In 2022, Airbnb’s stock fell by approximately 50%, while DoorDash’s stock saw a more dramatic decline of nearly 70%. Even today, DoorDash remains down by over 50% from its first day of trading, while Airbnb has managed to recover, with shares up around 5% from its initial closing price. However, both companies have seen substantial gains in 2023, with their stocks surging by more than 70%.
The Ongoing Challenge of Quarterly Scrutiny
Airbnb, DoorDash, and their leadership teams have now entered their third year of facing Wall Street’s quarterly scrutiny. This ongoing evaluation brings new challenges in areas such as recruiting, retention, and long-term planning. When a company’s value is continually measured in real-time, the pressure to perform consistently and meet market expectations intensifies.
The Distraction of Delayed Exits
While the grind of quarterly earnings reports can be considered a distraction, so too is the uncertainty that surrounds a company’s exit strategy. Delaying an IPO can keep both employees and investors in limbo, unsure of when the company will finally go public. This uncertainty can hamper recruitment efforts and hinder long-term strategic planning.
The CEO Perspective
Instacart’s CEO, Fidji Simo, offers valuable insights into the importance of timing an IPO. Simo, who joined from Meta Platforms (formerly Facebook), was already focused on taking Instacart public when she assumed her role in July 2021. Drawing from her experience at Facebook during its IPO in 2012, she highlights that the true value of a company is realized after going public. Simo emphasizes delivering consistent value to stakeholders and customers beyond the IPO.

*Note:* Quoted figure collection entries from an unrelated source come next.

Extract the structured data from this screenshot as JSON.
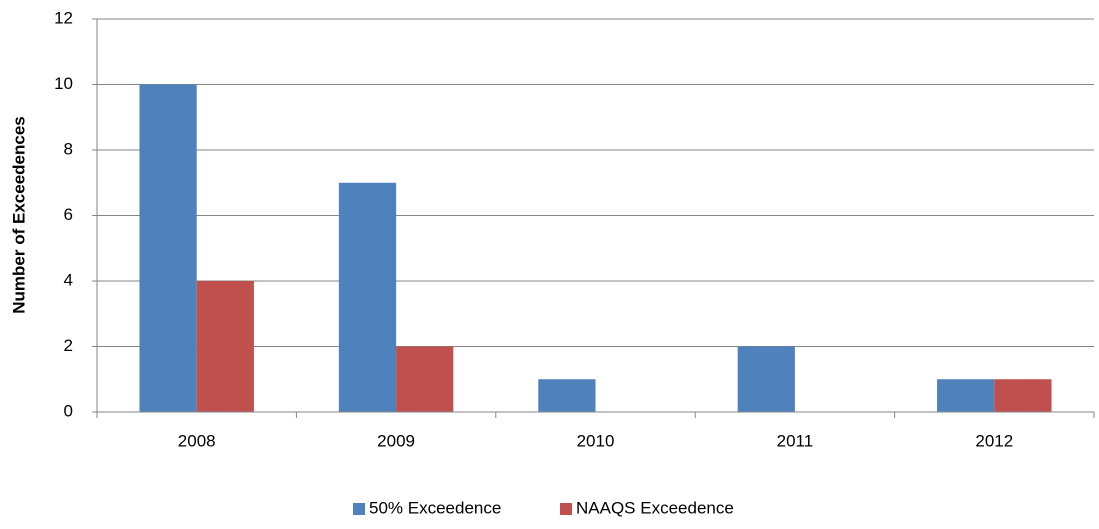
{
  "chart_data": {
    "type": "bar",
    "y_label": "Number of Exceedences",
    "categories": [
      "2008",
      "2009",
      "2010",
      "2011",
      "2012"
    ],
    "series": [
      {
        "name": "50% Exceedence",
        "color": "#4f81bd",
        "values": [
          10,
          7,
          1,
          2,
          1
        ]
      },
      {
        "name": "NAAQS Exceedence",
        "color": "#c0504d",
        "values": [
          4,
          2,
          0,
          0,
          1
        ]
      }
    ],
    "ylim": [
      0,
      12
    ],
    "yticks": [
      0,
      2,
      4,
      6,
      8,
      10,
      12
    ],
    "grid": true,
    "legend": "bottom"
  }
}
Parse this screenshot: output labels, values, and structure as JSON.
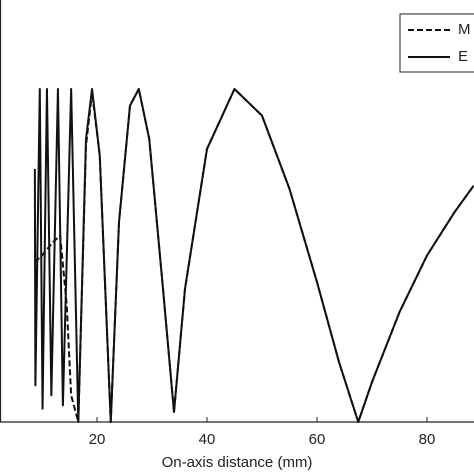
{
  "chart_data": {
    "type": "line",
    "xlabel": "On-axis distance (mm)",
    "xlim": [
      0,
      88.5
    ],
    "xticks": [
      20,
      40,
      60,
      80
    ],
    "ylim": [
      0,
      1.27
    ],
    "legend": "upper right",
    "series": [
      {
        "name": "M",
        "color": "#111111",
        "dash": true,
        "x": [
          8.7,
          10,
          12,
          13.3,
          14.5,
          15.3,
          16.6,
          18.0,
          19.1,
          20.5,
          22.5,
          24,
          26,
          27.6,
          29.5,
          32,
          34,
          36,
          40,
          45,
          50,
          55,
          60,
          64,
          67.5,
          70,
          75,
          80,
          85,
          88.5
        ],
        "values": [
          0.48,
          0.5,
          0.54,
          0.56,
          0.35,
          0.08,
          0.0,
          0.83,
          0.99,
          0.8,
          0.0,
          0.6,
          0.95,
          1.0,
          0.85,
          0.4,
          0.03,
          0.4,
          0.82,
          1.0,
          0.92,
          0.7,
          0.42,
          0.18,
          0.0,
          0.12,
          0.33,
          0.5,
          0.63,
          0.71
        ]
      },
      {
        "name": "E",
        "color": "#111111",
        "dash": false,
        "x": [
          8.7,
          8.8,
          9.6,
          10.1,
          10.9,
          11.7,
          12.9,
          13.8,
          15.3,
          16.6,
          18.0,
          19.1,
          20.5,
          22.5,
          24,
          26,
          27.6,
          29.5,
          32,
          34,
          36,
          40,
          45,
          50,
          55,
          60,
          64,
          67.5,
          70,
          75,
          80,
          85,
          88.5
        ],
        "values": [
          0.76,
          0.11,
          1.0,
          0.04,
          1.0,
          0.08,
          1.0,
          0.05,
          1.0,
          0.0,
          0.85,
          1.0,
          0.8,
          0.0,
          0.6,
          0.95,
          1.0,
          0.85,
          0.4,
          0.03,
          0.4,
          0.82,
          1.0,
          0.92,
          0.7,
          0.42,
          0.18,
          0.0,
          0.12,
          0.33,
          0.5,
          0.63,
          0.71
        ]
      }
    ]
  }
}
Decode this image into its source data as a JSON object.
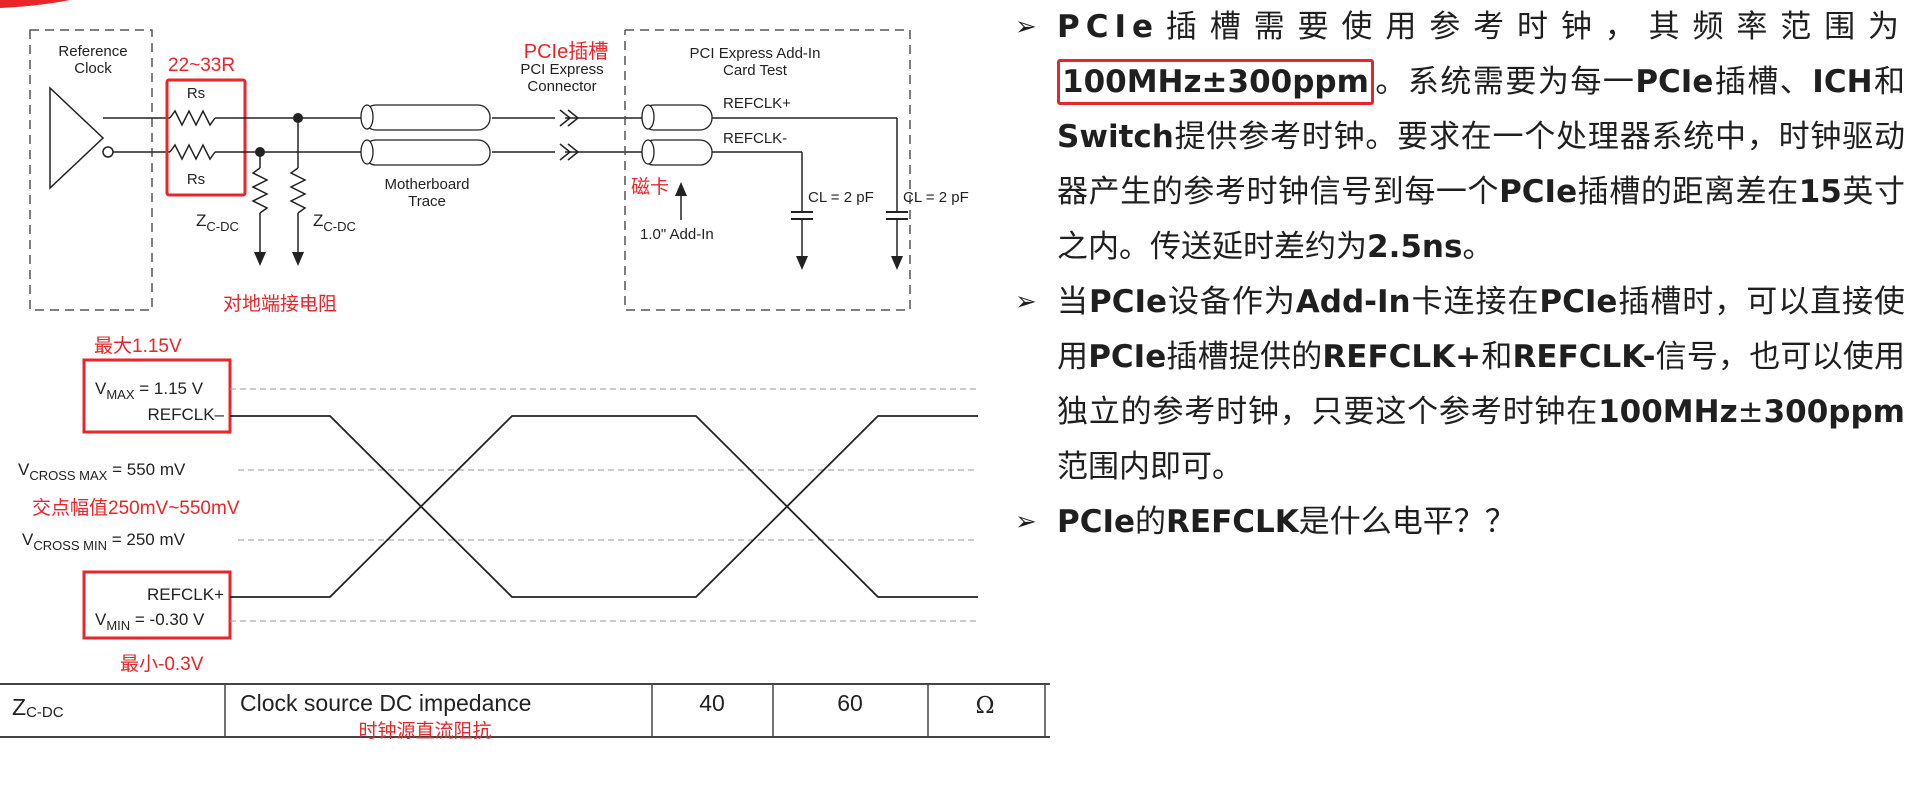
{
  "circuit": {
    "reference_clock": [
      "Reference",
      "Clock"
    ],
    "resistor_range": "22~33R",
    "rs_top": "Rs",
    "rs_bottom": "Rs",
    "slot_annotation": "PCIe插槽",
    "connector": [
      "PCI Express",
      "Connector"
    ],
    "addin_card": [
      "PCI Express Add-In",
      "Card Test"
    ],
    "refclk_pos": "REFCLK+",
    "refclk_neg": "REFCLK-",
    "motherboard_trace": [
      "Motherboard",
      "Trace"
    ],
    "bead_annotation": "磁卡",
    "addin_length": "1.0\" Add-In",
    "cl1": "CL = 2 pF",
    "cl2": "CL = 2 pF",
    "zcdc_sub": "C-DC",
    "z_letter": "Z",
    "ground_annotation": "对地端接电阻"
  },
  "waveform": {
    "max_annotation": "最大1.15V",
    "vmax_sub": "MAX",
    "vmax_value": " = 1.15 V",
    "refclk_minus": "REFCLK–",
    "vcross_max_sub": "CROSS MAX",
    "vcross_max_value": " = 550 mV",
    "cross_annotation": "交点幅值250mV~550mV",
    "vcross_min_sub": "CROSS MIN",
    "vcross_min_value": " = 250 mV",
    "refclk_plus": "REFCLK+",
    "vmin_sub": "MIN",
    "vmin_value": " = -0.30 V",
    "min_annotation": "最小-0.3V",
    "v_letter": "V"
  },
  "table_row": {
    "symbol_main": "Z",
    "symbol_sub": "C-DC",
    "description": "Clock source DC impedance",
    "min": "40",
    "max": "60",
    "unit": "Ω",
    "annotation": "时钟源直流阻抗"
  },
  "bullets": [
    {
      "p1_bold": "PCIe",
      "p1_text": "插槽需要使用参考时钟，其频率范围为",
      "p1_boxed": "100MHz±300ppm",
      "p1_text2": "。系统需要为每一",
      "p1_bold2": "PCIe",
      "p1_text3": "插槽、",
      "p1_bold3": "ICH",
      "p1_text4": "和",
      "p1_bold4": "Switch",
      "p1_text5": "提供参考时钟。要求在一个处理器系统中，时钟驱动器产生的参考时钟信号到每一个",
      "p1_bold5": "PCIe",
      "p1_text6": "插槽的距离差在",
      "p1_bold6": "15",
      "p1_text7": "英寸之内。传送延时差约为",
      "p1_bold7": "2.5ns",
      "p1_text8": "。"
    },
    {
      "p2_text": "当",
      "p2_bold": "PCIe",
      "p2_text2": "设备作为",
      "p2_bold2": "Add-In",
      "p2_text3": "卡连接在",
      "p2_bold3": "PCIe",
      "p2_text4": "插槽时，可以直接使用",
      "p2_bold4": "PCIe",
      "p2_text5": "插槽提供的",
      "p2_bold5": "REFCLK+",
      "p2_text6": "和",
      "p2_bold6": "REFCLK-",
      "p2_text7": "信号，也可以使用独立的参考时钟，只要这个参考时钟在",
      "p2_bold7": "100MHz",
      "p2_text8": "±",
      "p2_bold8": "300ppm",
      "p2_text9": "范围内即可。"
    },
    {
      "p3_bold": "PCIe",
      "p3_text": "的",
      "p3_bold2": "REFCLK",
      "p3_text2": "是什么电平？？"
    }
  ],
  "bullet_mark": "➢",
  "colors": {
    "annotation_red": "#e8262a",
    "line": "#222222",
    "dashed": "#999999"
  }
}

Conclusion: Get the Process Over With
In the ever-changing landscape of tech startups and unicorns, Instacart’s IPO journey serves as a potent reminder of the advantages of not delaying the decision to go public. The lessons learned from Instacart’s valuation fluctuations, as well as the experiences of Airbnb and DoorDash, underscore the significance of timely IPOs. Public companies must navigate the complexities of market dynamics, quarterly scrutiny, and long-term planning, making early entry into the public markets a strategic advantage. As Fidji Simo aptly puts it, “There’s real work to be done,” and the sooner a company starts, the better prepared it will be to thrive in the challenging world of public companies.